If truly concerned about public welfare, “Quack-busters” should take off the blinders and own up to the fact that mainstream medicine is itself the number one cause of premature death in the US (Death by Medicine article). They would then promptly fill in the gaps in their knowledge by studying at a good naturopathic medical school like Bastyr University which is fully-accredited just like a state university medical school.

I believe that a quack is a health professional who:

  • does not put the well-being of the patient ahead of profits, fame and/or personal comfort
  • does not consider the patient a partner in the healing process
  • does not welcome questions and alternate views from patients (Docs can learn a lot from patients.)
  • thinks that having written a prescription alone is providing medical care
  • does not do a comprehensive history and physical (Relying on tests and reports from previous doctors can be quite misleading.)
  • blindly follows all the pronouncements of the government or the trade association (such as the American Medical Association) without incorporating common sense, clinical experience, historical context and studies on nutrition and natural approaches (Mainstream medical groups  and government seem to be controlled to a great degree by pharmaceutical interests.)
  • in the case of the corona virus refuses to treat patients with that infection with the same sense of urgency they would any other serious infection.
  • condemns a supplement just because he or she is unfamiliar with it
  • uses a cookie cutter approach-i.e. treats all patients as though they are the same (Even factoring in averages for size, age and gender is not good enough.

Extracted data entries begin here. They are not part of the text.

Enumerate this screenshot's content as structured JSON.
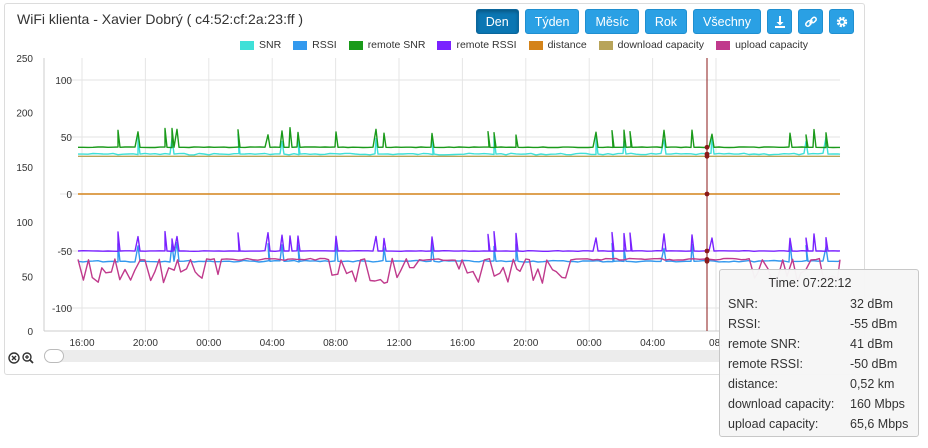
{
  "title": "WiFi klienta - Xavier Dobrý ( c4:52:cf:2a:23:ff )",
  "toolbar": {
    "day": "Den",
    "week": "Týden",
    "month": "Měsíc",
    "year": "Rok",
    "all": "Všechny",
    "download_icon": "download-icon",
    "link_icon": "link-icon",
    "settings_icon": "gear-icon",
    "active": "Den"
  },
  "chart_data": {
    "type": "line",
    "legend_position": "top",
    "series": [
      {
        "name": "SNR",
        "color": "#3fe0d8",
        "axis": "inner",
        "baseline": 35,
        "spikes": [
          35,
          35,
          35,
          35,
          35
        ]
      },
      {
        "name": "RSSI",
        "color": "#3399ee",
        "axis": "inner",
        "baseline": -59,
        "spikes": [
          -59,
          -59,
          -59
        ]
      },
      {
        "name": "remote SNR",
        "color": "#1a9a1a",
        "axis": "inner",
        "baseline": 41,
        "spikes": [
          41,
          41,
          41
        ]
      },
      {
        "name": "remote RSSI",
        "color": "#7a22ff",
        "axis": "inner",
        "baseline": -50,
        "spikes": [
          -50,
          -50
        ]
      },
      {
        "name": "distance",
        "color": "#d4831a",
        "axis": "inner",
        "baseline": 0
      },
      {
        "name": "download capacity",
        "color": "#b8a45a",
        "axis": "outer",
        "baseline": 160
      },
      {
        "name": "upload capacity",
        "color": "#c03a8c",
        "axis": "outer",
        "baseline": 65.6
      }
    ],
    "outer_axis": {
      "ticks": [
        0,
        50,
        100,
        150,
        200,
        250
      ],
      "range": [
        0,
        250
      ]
    },
    "inner_axis": {
      "ticks": [
        -100,
        -50,
        0,
        50,
        100
      ],
      "range": [
        -125,
        125
      ]
    },
    "x_ticks": [
      "16:00",
      "20:00",
      "00:00",
      "04:00",
      "08:00",
      "12:00",
      "16:00",
      "20:00",
      "00:00",
      "04:00",
      "08:"
    ],
    "grid": true
  },
  "tooltip": {
    "time": "Time: 07:22:12",
    "rows": [
      {
        "label": "SNR:",
        "value": "32 dBm"
      },
      {
        "label": "RSSI:",
        "value": "-55 dBm"
      },
      {
        "label": "remote SNR:",
        "value": "41 dBm"
      },
      {
        "label": "remote RSSI:",
        "value": "-50 dBm"
      },
      {
        "label": "distance:",
        "value": "0,52 km"
      },
      {
        "label": "download capacity:",
        "value": "160 Mbps"
      },
      {
        "label": "upload capacity:",
        "value": "65,6 Mbps"
      }
    ]
  },
  "zoom": {
    "reset_icon": "zoom-reset-icon",
    "zoom_icon": "zoom-in-icon"
  }
}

A famous nutrition scientist, Roger Williams, PhD who served the University of Texas at Austin, said “Nutrition is for real people. Statistical humans are of little interest.”)
  • refuses to believe that adverse health effects being experienced by the patient could possibly be related to the treatment being given
  • is afraid (even in a non-emergency situation) to try a new remedy that, while perhaps not “proven”, is non-toxic, non-invasive and shows promise
  • thinks the average 6-minute office visit (partly filled with interruptions and computer work) is enough time to determine the patient’s real issues and to counsel diet and lifestyle changes that might be sufficient to reverse the trend
  • believes that no one but a person with his or her same credentials can facilitate healing
  • works under the influence of alcohol, drugs or extreme fatigue
  • molests patients
  • suffers dementia and continues to practice

The following traits, unless combined with the characteristics above, do NOT make a health professional a quack:

  • Using unconventional treatments which include but are not limited to nutritional supplements, acupuncture, chelation, neurofeedback, stem cell therapy, prolotherapy, herbs, hydrotherapy, microcurrents, chiropractic, massage, neuromuscular integration, homeopathy, detoxification, psychoneuroimmunology, etc.
  • Working to restore subtle imbalances in the body which are not commonly understood to be tied to current disease symptoms.
  • Using unconventional testing such as nutritional tests, computer frequency testing, thermography, hair mineral analysis and kneisiology.
  • Paying attention to well-controlled studies conducted in foreign countries.

Often doctors with unconventional practices are reported to medical boards by other doctors who are upset that the targeted doc dares to heal patients using methods that the complainant is unfamiliar with. It is about competition. (E.g. why so far naturopathic physicians can only obtain a license to practice in about half the states.) The medical boards typically cannot find patients who were harmed, so after a witch hunt through the medical office, censure the doc based on some trivial record keeping violation. I contend that there is probably not a single physician of any stripe who does not have a record keeping oops somewhere in the files. Defending themselves from such an investigation can cost a practitioner tens of thousands of dollars.